GENEVA (Reuters) - Swiss watchmaker Swatch Group is quitting the annual Baselworld watch and jewelry trade fair, the NZZ am Sonntag newspaper reported on Sunday, calling time on an event that has been a fixture of the luxury industry calendar for a century.
Omega maker Swatch is the most important exhibitor at Baselworld, which traces its history back to 1917, but more and more brands are deserting the fair held every March, blaming high costs and insufficient returns.
“The Swatch Group has decided not to be present at Baselworld from 2019,” the newspaper quoted Swatch chief executive Nick Hayek as saying.
Swatch Group confirmed the decision in a statement.
The portfolio of Swatch, based in Biel in western Switzerland, spans the expensive Breguet, more affordable Longines and plastic Swatch timepieces.
Some of Swatch’s high-end competitors have left Basel for a rival fair in Geneva, but Hayek said traditional annual watch fairs were no longer useful in a more transparent and fast-paced world.
Major exhibitors such as Swatch budget about 50 million francs ($50.3 million) for each Baselworld, to cover travel and hotel expenses for staff and guests, the paper said.
“Annual watch fairs, as they exist today, no longer make much sense,” Swatch Group said in its statement.
“This does not mean that they should disappear. But it is necessary that they reinvent themselves, responding appropriately to the current situation and demonstrating more dynamism and creativity. At the moment, the trade fairs are failing to do so.”

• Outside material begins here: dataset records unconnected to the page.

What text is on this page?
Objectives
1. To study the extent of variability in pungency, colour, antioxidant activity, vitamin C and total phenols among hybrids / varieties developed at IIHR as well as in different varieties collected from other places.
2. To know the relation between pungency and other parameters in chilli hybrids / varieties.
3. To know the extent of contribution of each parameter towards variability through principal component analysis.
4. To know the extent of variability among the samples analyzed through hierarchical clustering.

Hayek, a famously outspoken and flamboyant character in a staid and conservative industry, cited the cost of the fair’s 430 million franc exhibition building as a reason for the decision to withdraw.

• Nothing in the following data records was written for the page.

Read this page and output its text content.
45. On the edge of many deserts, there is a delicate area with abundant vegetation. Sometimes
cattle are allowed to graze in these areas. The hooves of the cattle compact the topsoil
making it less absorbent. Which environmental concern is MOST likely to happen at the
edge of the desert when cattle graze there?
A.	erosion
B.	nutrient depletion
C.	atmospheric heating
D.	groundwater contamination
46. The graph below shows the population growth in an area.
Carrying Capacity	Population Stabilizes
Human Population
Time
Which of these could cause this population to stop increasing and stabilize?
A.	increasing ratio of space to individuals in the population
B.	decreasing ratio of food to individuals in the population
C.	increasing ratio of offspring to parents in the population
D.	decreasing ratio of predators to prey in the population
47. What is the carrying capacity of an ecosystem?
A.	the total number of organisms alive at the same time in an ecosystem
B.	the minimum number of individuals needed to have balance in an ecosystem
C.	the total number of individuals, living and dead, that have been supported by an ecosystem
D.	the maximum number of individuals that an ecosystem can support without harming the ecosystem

“We are not there to amortize an expensive hall designed by (Swiss architects) Herzog & de Meuron,” Hayek told the paper.
Swatch Group said the funding of the new building was largely financed by the watch industry during the fairs, and Baselworld’s organizers were more concerned with that than “having the courage to make real progress and to bring about true and profound changes.”
Nobody at Baselworld could be reached for comment on Sunday.
Michel Loris-Melikoff, who took over as managing director of Baselworld at the beginning of this month, said Baselworld intended to remain the number one event for the watch industry.
“It would be a great disappointment if the Swatch Group were to leave Baselworld,” he told the paper. “We are doing everything we can to keep them in Basel.”